How to offload MySQL server with Sphinx by Vladimir Fedorkov
Vladimir Fedorkov of Sphinx.
Presentation started out with a very nice presentation of candies to all the audience members.
What is Sphinx? Another (C++) daemon on your boxes. Can be queried via API (PHP, Python, etc.) or MySQL-compatible protocol and SQL queries (SphinxQL). Some query examples are in the slides, here’s one about SphinxSE in the KB.
MyISAM FTS is good but becomes slow with half a million documents. InnoDB has FTS now but he’s not tried it (and neither has anyone in the audience to see it compare with MyISAM FTS).
Geographical distance is the distance measuring the surface of the earth (two pairs of float values – latitude, longitude). In Sphinx, there is support for GEODIST(Lat,Long,Lat2,Long2) in Sphinx.
Segments are good for price ranges on a site, date ranges, etc. Use INTERVAL(field, x0, x1, …, xN).

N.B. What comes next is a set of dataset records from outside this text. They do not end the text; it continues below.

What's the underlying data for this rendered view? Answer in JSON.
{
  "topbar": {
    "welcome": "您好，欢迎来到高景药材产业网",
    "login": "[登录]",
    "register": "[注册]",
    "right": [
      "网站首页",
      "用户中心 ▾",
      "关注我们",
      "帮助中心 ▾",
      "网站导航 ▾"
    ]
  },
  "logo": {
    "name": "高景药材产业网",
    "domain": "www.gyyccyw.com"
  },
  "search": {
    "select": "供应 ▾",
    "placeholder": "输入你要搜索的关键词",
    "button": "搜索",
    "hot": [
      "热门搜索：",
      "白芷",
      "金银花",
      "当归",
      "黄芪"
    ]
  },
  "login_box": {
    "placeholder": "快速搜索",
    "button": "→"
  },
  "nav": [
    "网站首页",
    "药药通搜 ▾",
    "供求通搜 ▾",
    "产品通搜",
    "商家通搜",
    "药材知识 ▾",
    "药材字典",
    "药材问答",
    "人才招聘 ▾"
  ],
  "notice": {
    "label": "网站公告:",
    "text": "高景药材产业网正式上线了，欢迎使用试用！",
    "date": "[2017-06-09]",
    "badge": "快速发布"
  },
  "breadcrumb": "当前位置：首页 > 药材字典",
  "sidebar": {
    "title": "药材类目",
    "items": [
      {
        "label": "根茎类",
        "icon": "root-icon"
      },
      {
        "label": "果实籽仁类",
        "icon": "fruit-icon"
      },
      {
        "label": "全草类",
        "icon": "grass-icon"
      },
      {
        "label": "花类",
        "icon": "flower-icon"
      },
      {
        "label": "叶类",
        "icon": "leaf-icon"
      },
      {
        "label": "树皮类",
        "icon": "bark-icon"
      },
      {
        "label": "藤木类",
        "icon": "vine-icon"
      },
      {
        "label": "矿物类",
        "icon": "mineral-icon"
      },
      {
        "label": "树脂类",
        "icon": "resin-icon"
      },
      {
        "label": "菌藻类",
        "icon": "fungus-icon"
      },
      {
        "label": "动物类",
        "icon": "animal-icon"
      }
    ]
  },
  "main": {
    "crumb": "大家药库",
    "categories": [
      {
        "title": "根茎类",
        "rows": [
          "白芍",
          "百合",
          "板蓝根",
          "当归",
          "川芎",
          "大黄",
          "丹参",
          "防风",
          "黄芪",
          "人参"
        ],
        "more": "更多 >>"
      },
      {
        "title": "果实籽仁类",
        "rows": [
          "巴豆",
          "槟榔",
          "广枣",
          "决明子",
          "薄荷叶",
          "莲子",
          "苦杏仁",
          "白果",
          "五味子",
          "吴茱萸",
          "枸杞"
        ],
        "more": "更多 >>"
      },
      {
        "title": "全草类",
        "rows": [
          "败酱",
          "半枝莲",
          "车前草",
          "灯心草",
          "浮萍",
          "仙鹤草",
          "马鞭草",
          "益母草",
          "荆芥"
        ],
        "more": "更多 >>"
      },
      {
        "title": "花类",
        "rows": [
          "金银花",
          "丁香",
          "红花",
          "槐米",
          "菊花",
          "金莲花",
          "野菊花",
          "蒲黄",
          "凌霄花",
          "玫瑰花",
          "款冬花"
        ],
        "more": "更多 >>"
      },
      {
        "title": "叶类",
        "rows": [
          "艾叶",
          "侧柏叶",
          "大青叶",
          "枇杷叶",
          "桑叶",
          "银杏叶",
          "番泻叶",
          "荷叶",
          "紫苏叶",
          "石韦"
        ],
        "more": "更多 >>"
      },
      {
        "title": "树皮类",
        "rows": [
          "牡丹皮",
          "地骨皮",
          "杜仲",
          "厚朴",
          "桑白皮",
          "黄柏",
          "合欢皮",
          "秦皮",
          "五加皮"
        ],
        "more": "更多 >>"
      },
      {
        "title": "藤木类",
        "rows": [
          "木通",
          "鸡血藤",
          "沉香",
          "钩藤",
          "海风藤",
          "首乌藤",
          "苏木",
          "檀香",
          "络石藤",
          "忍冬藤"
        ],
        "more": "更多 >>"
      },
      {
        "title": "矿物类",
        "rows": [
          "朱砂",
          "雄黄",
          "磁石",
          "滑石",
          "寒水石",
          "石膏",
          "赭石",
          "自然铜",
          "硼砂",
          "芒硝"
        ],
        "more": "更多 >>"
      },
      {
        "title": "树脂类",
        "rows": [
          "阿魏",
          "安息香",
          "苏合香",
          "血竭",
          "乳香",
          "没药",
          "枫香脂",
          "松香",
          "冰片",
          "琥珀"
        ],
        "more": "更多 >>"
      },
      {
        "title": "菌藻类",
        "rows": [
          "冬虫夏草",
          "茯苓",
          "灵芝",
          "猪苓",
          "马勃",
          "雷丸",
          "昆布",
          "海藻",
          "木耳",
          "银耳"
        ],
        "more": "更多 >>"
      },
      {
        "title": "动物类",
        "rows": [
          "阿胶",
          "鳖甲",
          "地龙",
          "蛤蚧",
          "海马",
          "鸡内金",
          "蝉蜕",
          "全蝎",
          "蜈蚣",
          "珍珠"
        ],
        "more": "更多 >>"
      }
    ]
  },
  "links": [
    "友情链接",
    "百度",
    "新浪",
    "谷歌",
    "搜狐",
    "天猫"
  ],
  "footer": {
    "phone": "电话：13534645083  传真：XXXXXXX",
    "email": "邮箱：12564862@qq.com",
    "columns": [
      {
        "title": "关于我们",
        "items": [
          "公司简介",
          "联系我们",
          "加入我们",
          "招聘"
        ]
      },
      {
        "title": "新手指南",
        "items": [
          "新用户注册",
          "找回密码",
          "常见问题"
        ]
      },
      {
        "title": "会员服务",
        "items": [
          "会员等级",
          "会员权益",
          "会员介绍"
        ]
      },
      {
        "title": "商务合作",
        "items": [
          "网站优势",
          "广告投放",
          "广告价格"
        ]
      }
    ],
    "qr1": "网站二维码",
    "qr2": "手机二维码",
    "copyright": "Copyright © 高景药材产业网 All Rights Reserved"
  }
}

Keep huge text collections out of the database. sql_field = path_to_file_text. Tell Sphinx to index text not from MySQL but out in the filesystem. Keep the metadata inside the database but keep the actual data outside of the database. max_file_field_buffer needs to be set properly.
You can do proximity search with Sphinx — find the words “hello world” within a ten word block, for example.
Resources: the documentation, a book by O’Reilly: Introduction to Search with Sphinx: From installation to relevance tuning (sold out at the FOSDEM O’Reilly booth!), and their community page including wiki, forum, etc.